< 2 Kronieken 25 >

1 Amazia, vijf en twintig jaren oud zijnde, werd koning, en regeerde negen en twintig jaren te Jeruzalem; en de naam zijner moeder was Joaddan, van Jeruzalem.
Amaziah was twenty-five years old when he had begun to reign. And he reigned for twenty-nine years in Jerusalem. The name of his mother was Jehoaddan, from Jerusalem.
2 En hij deed dat recht was in de ogen des HEEREN, doch niet met een volkomen hart.
And he accomplished good in the sight of the Lord. Yet truly, not with a perfect heart.
3 Het geschiedde nu, als het koninkrijk aan hem gesterkt was, dat hij zijn knechten, die den koning, zijn vader, geslagen hadden, doodde.

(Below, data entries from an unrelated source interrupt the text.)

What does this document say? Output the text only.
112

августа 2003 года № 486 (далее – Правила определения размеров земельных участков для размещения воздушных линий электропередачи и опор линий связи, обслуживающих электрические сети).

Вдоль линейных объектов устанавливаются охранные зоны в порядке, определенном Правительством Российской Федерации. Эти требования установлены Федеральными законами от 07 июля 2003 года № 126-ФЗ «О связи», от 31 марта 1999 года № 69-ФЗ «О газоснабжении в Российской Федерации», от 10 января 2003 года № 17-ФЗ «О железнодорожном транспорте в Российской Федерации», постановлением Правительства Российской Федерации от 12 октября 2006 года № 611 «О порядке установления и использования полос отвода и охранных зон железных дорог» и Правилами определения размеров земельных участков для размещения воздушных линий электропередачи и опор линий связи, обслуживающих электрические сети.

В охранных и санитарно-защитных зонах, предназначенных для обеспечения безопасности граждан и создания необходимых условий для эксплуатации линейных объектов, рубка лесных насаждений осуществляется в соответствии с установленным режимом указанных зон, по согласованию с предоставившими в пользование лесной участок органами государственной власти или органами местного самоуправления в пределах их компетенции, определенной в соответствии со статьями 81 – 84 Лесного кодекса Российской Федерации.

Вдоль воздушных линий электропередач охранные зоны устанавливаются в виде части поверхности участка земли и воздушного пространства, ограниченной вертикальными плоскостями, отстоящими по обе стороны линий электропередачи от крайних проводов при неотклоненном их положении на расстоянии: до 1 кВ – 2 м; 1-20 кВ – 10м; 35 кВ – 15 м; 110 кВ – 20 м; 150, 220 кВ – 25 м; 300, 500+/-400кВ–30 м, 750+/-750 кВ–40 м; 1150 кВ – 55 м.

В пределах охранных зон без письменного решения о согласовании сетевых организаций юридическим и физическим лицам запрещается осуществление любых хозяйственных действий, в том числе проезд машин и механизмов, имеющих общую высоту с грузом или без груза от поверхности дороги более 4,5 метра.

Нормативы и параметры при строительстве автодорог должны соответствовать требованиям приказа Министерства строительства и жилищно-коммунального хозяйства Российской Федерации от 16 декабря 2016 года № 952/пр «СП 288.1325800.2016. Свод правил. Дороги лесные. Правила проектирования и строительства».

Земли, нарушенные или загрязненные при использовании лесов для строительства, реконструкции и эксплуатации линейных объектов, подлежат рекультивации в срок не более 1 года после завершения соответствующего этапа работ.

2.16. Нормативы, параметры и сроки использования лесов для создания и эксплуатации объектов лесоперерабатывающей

And when he saw himself to be strengthened in his rule, he cut the throats of the servants who had killed his father, the king.
4 Doch hun kinderen doodde hij niet, maar hij deed, gelijk in de wet, in het boek van Mozes, geschreven is, waar de HEERE geboden heeft, zeggende: De vaders zullen niet sterven om de kinderen, en de kinderen zullen niet sterven om de vaders; maar een ieder zal om zijn zonde sterven.
But he did not put to death their sons, just as it was written in the book of the law of Moses, where the Lord instructed, saying: “The fathers shall not be slain because of the sons, nor the sons because of their fathers. Instead, each one shall die for his own sin.”
5 En Amazia vergaderde Juda, en stelde hen, naar de huizen der vaderen, tot oversten van duizenden en tot oversten van honderden, door gans Juda en Benjamin; en hij monsterde hen, van twintig jaren oud en daarboven, en vond hen driehonderd duizend uitgelezenen, uittrekkende ten heire, handelende spies en rondas.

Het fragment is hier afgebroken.